What a glorious impulse is this that seizes hold of the newly awakened mind, and leads the young intelligence to rise higher and pierce the clouds that hide from his gaze the splendors of knowledge that lie concealed beyond the gloom of this nether sphere! That impulse is a noble ambition; it is that part of humanity that assimilates itself to the likeness of the great Creator; that impulse which education has for its mission to direct in its onward and upward march, is one of the most precious gifts of God to man. Once more, the glorious mission of education is to foster these thirstings after knowledge and lead man to accomplish his high destiny.

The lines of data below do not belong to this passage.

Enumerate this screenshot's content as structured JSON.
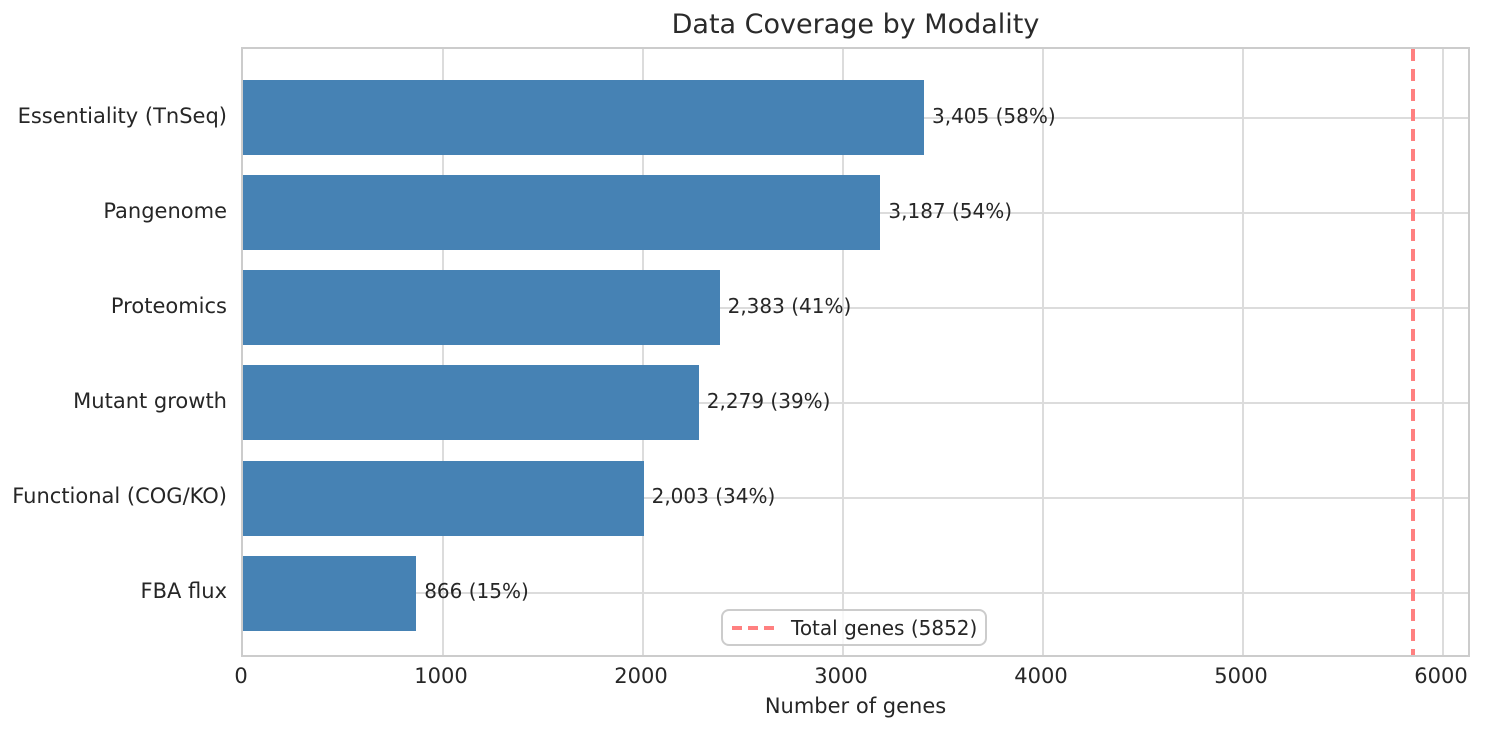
{
  "title": "Data Coverage by Modality",
  "chart_data": {
    "type": "bar",
    "orientation": "horizontal",
    "title": "Data Coverage by Modality",
    "xlabel": "Number of genes",
    "categories": [
      "Essentiality (TnSeq)",
      "Pangenome",
      "Proteomics",
      "Mutant growth",
      "Functional (COG/KO)",
      "FBA flux"
    ],
    "values": [
      3405,
      3187,
      2383,
      2279,
      2003,
      866
    ],
    "bar_labels": [
      "3,405 (58%)",
      "3,187 (54%)",
      "2,383 (41%)",
      "2,279 (39%)",
      "2,003 (34%)",
      "866 (15%)"
    ],
    "percent_of_total": [
      58,
      54,
      41,
      39,
      34,
      15
    ],
    "xticks": [
      0,
      1000,
      2000,
      3000,
      4000,
      5000,
      6000
    ],
    "xlim": [
      0,
      6145
    ],
    "grid": true,
    "reference_line": {
      "value": 5852,
      "label": "Total genes (5852)",
      "style": "dashed",
      "color": "#ff8080"
    },
    "legend": {
      "entries": [
        "Total genes (5852)"
      ],
      "position": "lower center"
    },
    "colors": {
      "bar": "#4682b4",
      "grid": "#dcdcdc",
      "spine": "#cccccc",
      "text": "#262626",
      "reference": "#ff8080"
    }
  }
}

It ought to be a duty with both Roman Catholics and Protestants to assist the pupil in his flight toward the regions of science and learning. But is it so? No. When you Protestants send your children to school, you put no fetters to their intelligence; they rise with fluttering wings day after day. Though their flight at first is slow and timid, how happy they feel at every new aspect of their intellectual horizon! How their hearts beat with an unspeakable joy when they begin to hear voices of applause and encouragement from every side saying to them, “Higher, higher, higher!” When they shake their young wings to take a still higher flight, who can express their joy when they distinctly hear again the voices of a beloved mother, of a dear father, of a venerable pastor, cheering them and saying, “Well done! Higher yet, my child, higher!”
Raising themselves with more confidence on their wings, they then soar still higher, in the midst of the unanimous concert of the voices of their whole country encouraging them to the highest flight. It is then that the young man feel his intellectual strength tenfold multiplied. He lifts himself on his eagle wings, with a renewed confidence and power, and soars up still higher, with his heart beating with a noble and holy joy. For from the south and north, from the east and the west, the echoes bring to his ears the voices of the admiring multitudes—“Rise higher, higher yet!”

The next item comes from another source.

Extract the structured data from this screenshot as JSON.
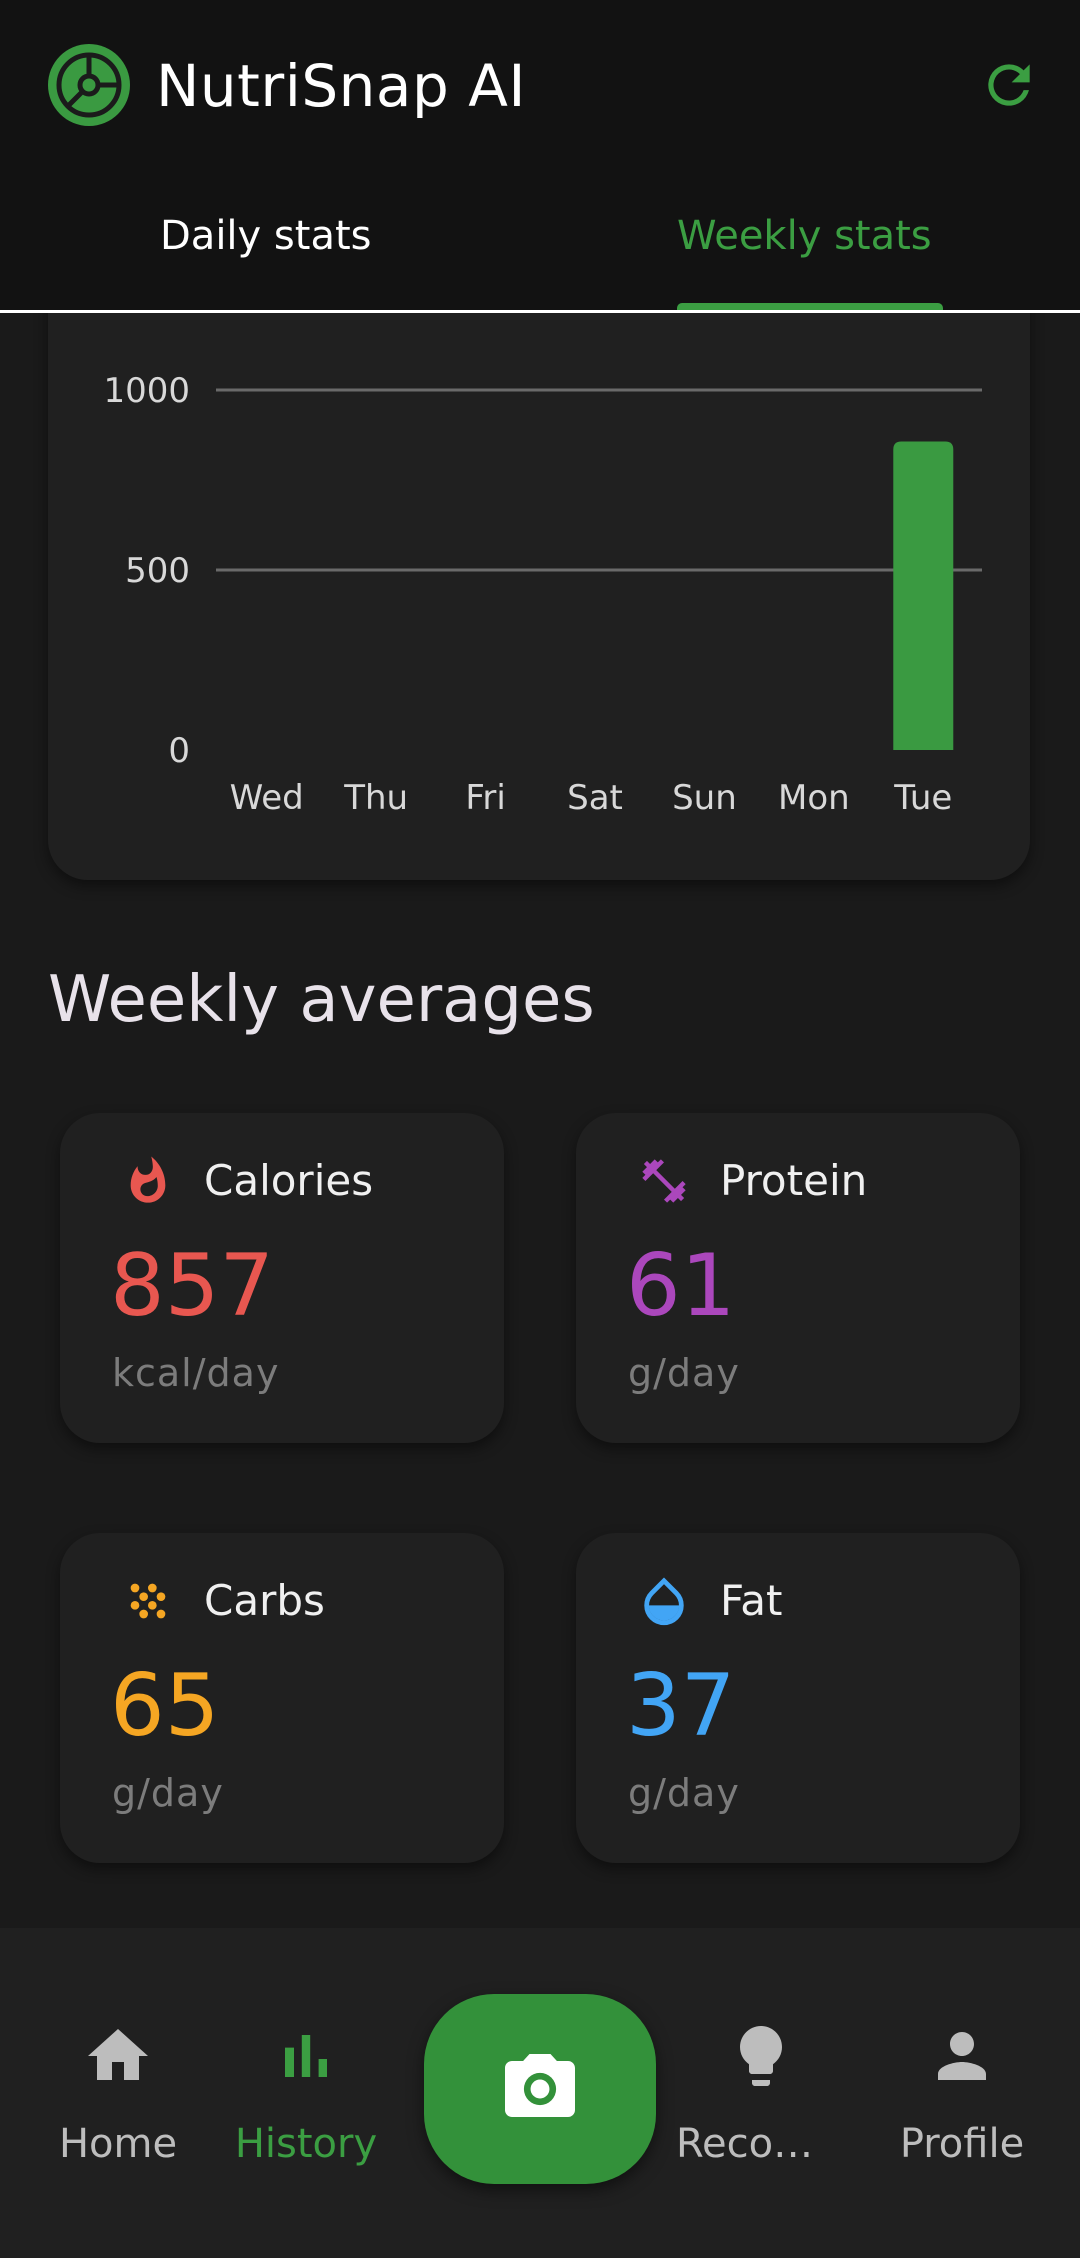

He has now reached what he thought, at first, to be the highest regions of thought and knowledge; but he hears again the same stimulating cries from below, encouraging him to a still higher flight toward the loftiest dominion of knowledge and philosophy, till he enters the regions where lies the source of all truth, and light and life. For he has also heard the voice of his God, speaking through His Son Jesus Christ, crying, “Come unto me! Fear not! Come unto me! I am the light, the way! Come to this higher region where the Father, with the Son and the Spirit, reign in endless light!”
Thus does the Protestant scholar making use of his intelligence as the eagle of his wing, go on from weakness unto strength, from the timid flutter to the bold, confident flight, from one degree to another still higher, from one region of knowledge to another still higher, till he loses himself in that ocean of light and truth and life which is God.
In the Protestant schools no fetters are put on the young eagle’s wings; there is nothing to stop him in his progress, or paralyze his movements and upward flights. It is the contrary: he receives every kind of encouragement in his flight.
Thus it is that the only truly great nations in the world are Protestants! Thus it is the truly powerful nations in the world are Protestants! Thus it is that the only free nations in the world are Protestants! The Protestant nations are the only ones that acquit themselves like men in the arena of this world; Protestant nations only march as giants at the head of the civilized world. Everywhere they are the advance guard in the ranks of progress, science and liberty, leaving far behind the unfortunate nations whose hands are tied by the ignominious iron chains of Popery.